Time- and spectrally-resolved four-wave mixing in single $\mathrm{Cd}\mathrm{Te}∕\mathrm{Zn}\mathrm{Te}$ quantum dots

We present transient four-wave mixing experiments on individual excitonic transitions in self-assembled $\mathrm{Cd}\mathrm{Te}∕\mathrm{Zn}\mathrm{Te}$ quantum dots. Using a two-dimensional femtosecond spectroscopy and heterodyne detection of the nonlinear signal we study the dephasing and mutual coherent coupling of single quantum dot states.

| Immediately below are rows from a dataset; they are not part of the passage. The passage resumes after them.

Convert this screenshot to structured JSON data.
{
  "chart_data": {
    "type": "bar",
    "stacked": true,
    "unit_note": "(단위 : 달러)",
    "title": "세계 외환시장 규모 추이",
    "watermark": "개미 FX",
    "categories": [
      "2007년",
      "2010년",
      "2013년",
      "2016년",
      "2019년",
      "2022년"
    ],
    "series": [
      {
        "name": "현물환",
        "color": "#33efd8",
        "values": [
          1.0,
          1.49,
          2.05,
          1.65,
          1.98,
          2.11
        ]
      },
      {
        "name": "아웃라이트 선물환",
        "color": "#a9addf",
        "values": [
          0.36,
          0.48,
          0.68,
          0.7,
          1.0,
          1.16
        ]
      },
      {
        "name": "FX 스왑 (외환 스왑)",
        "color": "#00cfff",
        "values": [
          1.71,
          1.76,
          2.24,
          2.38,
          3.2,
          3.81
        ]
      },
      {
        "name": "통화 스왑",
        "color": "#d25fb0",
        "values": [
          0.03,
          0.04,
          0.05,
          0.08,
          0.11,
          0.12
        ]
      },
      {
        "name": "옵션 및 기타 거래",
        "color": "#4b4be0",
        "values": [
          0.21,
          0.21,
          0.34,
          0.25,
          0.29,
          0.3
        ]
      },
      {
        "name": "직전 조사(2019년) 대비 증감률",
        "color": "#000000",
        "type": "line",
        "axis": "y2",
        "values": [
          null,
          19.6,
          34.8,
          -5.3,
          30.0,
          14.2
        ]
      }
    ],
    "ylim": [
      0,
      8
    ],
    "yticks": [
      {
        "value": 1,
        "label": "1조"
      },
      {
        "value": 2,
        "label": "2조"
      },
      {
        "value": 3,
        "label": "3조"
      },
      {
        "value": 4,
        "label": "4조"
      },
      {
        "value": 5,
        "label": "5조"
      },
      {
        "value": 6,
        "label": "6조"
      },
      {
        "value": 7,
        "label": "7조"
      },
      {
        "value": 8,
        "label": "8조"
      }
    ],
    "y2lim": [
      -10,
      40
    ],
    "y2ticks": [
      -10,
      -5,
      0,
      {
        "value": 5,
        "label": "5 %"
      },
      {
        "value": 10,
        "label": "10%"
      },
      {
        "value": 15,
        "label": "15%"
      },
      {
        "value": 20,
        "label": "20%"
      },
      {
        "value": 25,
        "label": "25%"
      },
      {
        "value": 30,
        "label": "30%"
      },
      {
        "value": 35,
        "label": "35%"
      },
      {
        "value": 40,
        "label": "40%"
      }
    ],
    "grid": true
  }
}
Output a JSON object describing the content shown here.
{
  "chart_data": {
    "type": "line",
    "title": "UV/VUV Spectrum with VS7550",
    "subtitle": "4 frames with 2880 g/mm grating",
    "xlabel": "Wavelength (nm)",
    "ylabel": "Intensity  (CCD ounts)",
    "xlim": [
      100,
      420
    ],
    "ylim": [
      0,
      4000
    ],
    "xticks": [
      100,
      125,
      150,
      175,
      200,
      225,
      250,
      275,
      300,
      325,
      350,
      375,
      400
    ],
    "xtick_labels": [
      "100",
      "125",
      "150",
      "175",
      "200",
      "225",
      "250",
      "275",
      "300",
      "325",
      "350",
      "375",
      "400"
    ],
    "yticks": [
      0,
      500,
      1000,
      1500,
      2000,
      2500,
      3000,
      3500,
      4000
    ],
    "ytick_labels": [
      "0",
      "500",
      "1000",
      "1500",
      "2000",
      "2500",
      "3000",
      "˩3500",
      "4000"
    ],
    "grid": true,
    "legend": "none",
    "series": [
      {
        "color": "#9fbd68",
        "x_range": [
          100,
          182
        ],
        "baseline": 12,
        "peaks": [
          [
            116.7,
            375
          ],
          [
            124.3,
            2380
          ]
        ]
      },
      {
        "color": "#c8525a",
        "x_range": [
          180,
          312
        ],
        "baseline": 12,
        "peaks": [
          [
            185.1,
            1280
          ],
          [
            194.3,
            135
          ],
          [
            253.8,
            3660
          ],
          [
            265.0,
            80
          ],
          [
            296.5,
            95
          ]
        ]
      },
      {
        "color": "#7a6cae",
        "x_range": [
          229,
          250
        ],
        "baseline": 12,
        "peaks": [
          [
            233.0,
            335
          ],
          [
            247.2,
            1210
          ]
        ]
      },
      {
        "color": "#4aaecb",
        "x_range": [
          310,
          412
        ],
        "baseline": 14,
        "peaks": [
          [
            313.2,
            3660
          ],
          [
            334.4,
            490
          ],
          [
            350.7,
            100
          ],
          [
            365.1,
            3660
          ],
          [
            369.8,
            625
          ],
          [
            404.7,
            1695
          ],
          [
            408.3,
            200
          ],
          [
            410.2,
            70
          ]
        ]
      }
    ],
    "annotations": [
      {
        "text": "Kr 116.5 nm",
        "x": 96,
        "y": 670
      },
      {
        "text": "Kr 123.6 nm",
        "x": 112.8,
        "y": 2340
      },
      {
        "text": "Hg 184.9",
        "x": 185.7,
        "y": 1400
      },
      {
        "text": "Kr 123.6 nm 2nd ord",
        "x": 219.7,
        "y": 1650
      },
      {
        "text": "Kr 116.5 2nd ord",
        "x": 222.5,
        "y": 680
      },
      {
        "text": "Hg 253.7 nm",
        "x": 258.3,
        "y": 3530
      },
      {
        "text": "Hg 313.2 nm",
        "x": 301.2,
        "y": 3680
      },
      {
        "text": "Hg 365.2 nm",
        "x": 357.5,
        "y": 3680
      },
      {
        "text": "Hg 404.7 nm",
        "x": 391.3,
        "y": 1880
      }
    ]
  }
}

For the homogeneous linewidth of the zero-phonon line (ZPL) values of $0.06–0.1\mathrm{meV}$ $(T_2=13–20\mathrm{ps})$ are measured, and a ZPL weight in the total line shape of $Z=0.9$ at $T=7\mathrm{K}$ is estimated. We observe two linearly polarized fine-structure split exciton transitions with transition dipole moment ratios of 1.0–1.1 deduced from the four-wave mixing (FWM) amplitude, and splitting energies of $0.2–0.35\mathrm{meV}$ deduced from the FWM spectral response or quantum beat period. Coherent coupling between excitonic states is identified by off-diagonal signals in the two-dimensional spectrally-resolved FWM. The presence of an inhomogeneous broadening caused by spectral diffusion in the time ensemble is evidenced by the formation of a photon echo in the time-resolved FWM from a single transition.

Figure 1

(Color online) Top: FWM spectrum (solid line) of a ${\left(0.4\mu \mathrm{m}\right)}^2$ sample region for a delay time $\tau =3\mathrm{ps}$ and spectrum of the excitation pulses (dotted line). Bottom: $\mu \text{−}\mathrm{PL}$ from the same sample region. Inset: PL from a larger ${\left(100\mu \mathrm{m}\right)}^2$ region of the sample.

Figure 2

(Color online) FWM spectra for a delay time $\tau =2\mathrm{ps}$ for two orthogonal linear excitation polarizations along the [110] (black) and $\left[1\overline{1}0\right]$ [red (gray)] crystal direction (Ref. 17). The upper and lower graph are taken on different sample positions, each featuring an individual resonance.

Figure 3

(Color online) Top: FWM intensity averaged over $\tau =0–3\mathrm{ps}$. Inset: FWM intensity averaged over $0.4\mathrm{meV}$ (open squares) and $4\mathrm{meV}$ (filled triangles) around the resonance as function of delay $\tau$. The green (solid) and red (hollow) bars on top indicate the averaging ranges. Bottom: Intensity of the FWM field averaged over $\tau =3–20\mathrm{ps}$. Red (gray) line: magnified by a factor of 100. Dotted line: estimated shape of the acoustic phonon band.

Figure 4

(Color online) Photon echo formation from a single exciton transition. (a) Spectrally resolved FWM intensity from multiple states at $\tau =7\mathrm{ps}$. The inset shows the broadening of a single transition. The dotted line shows the filter functions used to isolated the single transition. (b) Time-dependent FWM for this single transition at various delays $\tau$. Also shown for comparison is the unfiltered FWM at $\tau =7\mathrm{ps}$.

Figure 5

(Color online) Top: spectrally resolved FWM intensity $I(\omega ,\tau )$ versus delay time $\tau$. Logarithmic gray scale over 2 orders of magnitude. The fine-structure beat shown in Fig. 6 is indicated. Bottom: Two-dimensional spectrally resolved FWM intensity $I(\omega ,{\omega }_1)$. Logarithmic gray scale over 3 orders of magnitude.

Figure 6

(Color online) Left: Delay time cut along $\omega =2.0123\mathrm{eV}$ showing beating with a period of $14\mathrm{ps}$ (solid line). Dashed line shows a fit using Eq. (3). Right: Two-dimensional spectrally resolved FWM intensity $I(\omega ,{\omega }_1)$ about the relevant spectral region. Logarithmic gray scale over 2 orders of magnitude.